Similar classification should apply to council rangers, Mr Walker says.

“I do not see how the same classification could not have been appointed to those acting as an authorised officer by a Local Government,” he said.

Just months before Mr Walker’s alleged assault, there were a series of violent attacks on parking officers in western Sydney, with one in April leaving a man with serious facial injuries requiring surgery.

There have been two recorded incidents of assault at council depot premises in 2018, according to the NSW crime statistic bureau BOCSAR, however the data doesn’t provide details of the occupation of those involved.

Earlier this year, USU General Secretary Graeme Kelly told Government News that violence against parking officers is a widespread problem.

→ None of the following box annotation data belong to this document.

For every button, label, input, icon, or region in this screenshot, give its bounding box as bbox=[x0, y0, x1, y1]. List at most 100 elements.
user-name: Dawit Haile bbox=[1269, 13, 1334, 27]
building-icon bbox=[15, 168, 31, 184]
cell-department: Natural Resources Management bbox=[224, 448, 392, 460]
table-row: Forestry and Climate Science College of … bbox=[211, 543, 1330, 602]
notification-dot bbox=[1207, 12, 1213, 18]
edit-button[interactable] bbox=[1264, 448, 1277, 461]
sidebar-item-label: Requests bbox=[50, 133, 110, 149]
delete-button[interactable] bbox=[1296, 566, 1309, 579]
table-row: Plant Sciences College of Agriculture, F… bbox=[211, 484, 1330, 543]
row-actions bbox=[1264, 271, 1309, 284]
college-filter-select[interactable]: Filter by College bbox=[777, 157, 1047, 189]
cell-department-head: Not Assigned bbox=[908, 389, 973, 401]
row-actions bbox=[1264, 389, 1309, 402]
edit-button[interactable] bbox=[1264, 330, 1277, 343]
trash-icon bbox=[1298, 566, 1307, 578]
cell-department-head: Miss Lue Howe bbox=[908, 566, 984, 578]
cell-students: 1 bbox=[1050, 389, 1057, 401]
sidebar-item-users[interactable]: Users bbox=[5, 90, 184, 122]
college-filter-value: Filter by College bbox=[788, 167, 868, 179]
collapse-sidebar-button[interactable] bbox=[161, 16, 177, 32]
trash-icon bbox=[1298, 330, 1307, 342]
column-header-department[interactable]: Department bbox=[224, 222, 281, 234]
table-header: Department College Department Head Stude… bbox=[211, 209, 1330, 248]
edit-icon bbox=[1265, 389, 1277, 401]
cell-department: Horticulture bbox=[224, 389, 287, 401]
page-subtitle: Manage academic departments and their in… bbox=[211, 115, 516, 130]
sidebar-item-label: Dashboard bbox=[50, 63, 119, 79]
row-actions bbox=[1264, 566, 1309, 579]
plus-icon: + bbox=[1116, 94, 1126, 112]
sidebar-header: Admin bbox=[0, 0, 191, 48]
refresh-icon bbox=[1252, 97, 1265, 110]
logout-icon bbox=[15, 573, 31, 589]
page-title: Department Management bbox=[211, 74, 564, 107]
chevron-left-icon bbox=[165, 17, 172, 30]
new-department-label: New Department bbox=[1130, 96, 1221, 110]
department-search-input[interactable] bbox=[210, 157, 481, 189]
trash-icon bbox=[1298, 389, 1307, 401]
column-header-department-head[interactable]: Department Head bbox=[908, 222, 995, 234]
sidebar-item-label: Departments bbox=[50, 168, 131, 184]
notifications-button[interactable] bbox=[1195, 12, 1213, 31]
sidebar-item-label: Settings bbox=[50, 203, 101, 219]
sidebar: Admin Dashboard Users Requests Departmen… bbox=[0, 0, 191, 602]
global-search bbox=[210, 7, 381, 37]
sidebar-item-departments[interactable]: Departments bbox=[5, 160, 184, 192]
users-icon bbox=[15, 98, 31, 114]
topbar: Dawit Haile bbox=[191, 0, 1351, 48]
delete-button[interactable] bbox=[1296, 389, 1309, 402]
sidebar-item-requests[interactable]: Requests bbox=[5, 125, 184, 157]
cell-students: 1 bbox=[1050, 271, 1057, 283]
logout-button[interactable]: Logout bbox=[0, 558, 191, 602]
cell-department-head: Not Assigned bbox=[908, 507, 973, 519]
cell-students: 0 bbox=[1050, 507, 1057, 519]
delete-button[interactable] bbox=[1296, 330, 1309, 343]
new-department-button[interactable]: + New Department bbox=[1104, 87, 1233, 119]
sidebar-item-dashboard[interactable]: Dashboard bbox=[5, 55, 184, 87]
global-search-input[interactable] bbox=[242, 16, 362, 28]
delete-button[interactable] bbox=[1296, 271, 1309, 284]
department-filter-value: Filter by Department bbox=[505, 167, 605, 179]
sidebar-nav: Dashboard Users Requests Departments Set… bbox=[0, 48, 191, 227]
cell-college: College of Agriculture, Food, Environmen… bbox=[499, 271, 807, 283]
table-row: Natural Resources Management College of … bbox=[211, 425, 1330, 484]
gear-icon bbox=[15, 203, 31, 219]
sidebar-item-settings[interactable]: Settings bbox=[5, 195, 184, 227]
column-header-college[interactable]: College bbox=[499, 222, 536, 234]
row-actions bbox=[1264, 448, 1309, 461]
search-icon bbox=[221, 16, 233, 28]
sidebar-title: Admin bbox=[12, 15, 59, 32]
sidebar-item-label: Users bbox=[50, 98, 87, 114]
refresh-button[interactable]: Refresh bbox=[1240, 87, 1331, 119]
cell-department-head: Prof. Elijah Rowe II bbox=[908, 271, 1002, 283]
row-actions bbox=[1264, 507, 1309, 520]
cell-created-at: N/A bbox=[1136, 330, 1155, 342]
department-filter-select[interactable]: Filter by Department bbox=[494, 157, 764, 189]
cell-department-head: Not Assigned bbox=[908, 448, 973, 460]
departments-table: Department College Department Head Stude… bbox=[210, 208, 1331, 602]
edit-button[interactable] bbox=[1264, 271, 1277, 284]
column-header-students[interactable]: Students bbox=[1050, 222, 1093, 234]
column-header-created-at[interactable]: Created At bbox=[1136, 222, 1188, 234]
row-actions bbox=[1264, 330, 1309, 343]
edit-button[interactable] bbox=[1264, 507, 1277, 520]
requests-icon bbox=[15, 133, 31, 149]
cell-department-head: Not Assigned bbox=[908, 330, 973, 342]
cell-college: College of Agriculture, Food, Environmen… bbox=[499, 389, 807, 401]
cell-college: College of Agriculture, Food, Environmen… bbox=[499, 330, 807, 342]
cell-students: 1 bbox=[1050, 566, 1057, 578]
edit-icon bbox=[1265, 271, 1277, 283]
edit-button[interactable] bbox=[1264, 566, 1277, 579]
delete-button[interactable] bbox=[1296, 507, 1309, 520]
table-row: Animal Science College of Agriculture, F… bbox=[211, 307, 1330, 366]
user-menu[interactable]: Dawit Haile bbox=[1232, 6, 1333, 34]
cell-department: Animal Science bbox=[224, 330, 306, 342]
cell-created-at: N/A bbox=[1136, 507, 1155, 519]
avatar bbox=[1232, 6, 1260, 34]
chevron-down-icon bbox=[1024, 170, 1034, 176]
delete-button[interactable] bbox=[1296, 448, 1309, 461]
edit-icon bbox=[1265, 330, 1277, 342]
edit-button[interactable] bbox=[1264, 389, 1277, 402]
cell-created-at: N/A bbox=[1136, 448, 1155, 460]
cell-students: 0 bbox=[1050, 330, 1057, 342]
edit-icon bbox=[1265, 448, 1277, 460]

The United Services Union, which represents local government employees, has been calling for penalties for assaulting council officers to be notched up to match the maximum 14-year-sentence for assaults on police.

Brian says the public needs to understand that rangers are just doing a job.

“It’s not personal,” he says. “They have the option to contest it in court but physically and verbally abusing an officer who is just doing his job is just not acceptable.”

LGNSW declined to comment, saying that individual councils are responsible for making decisions about council rangers.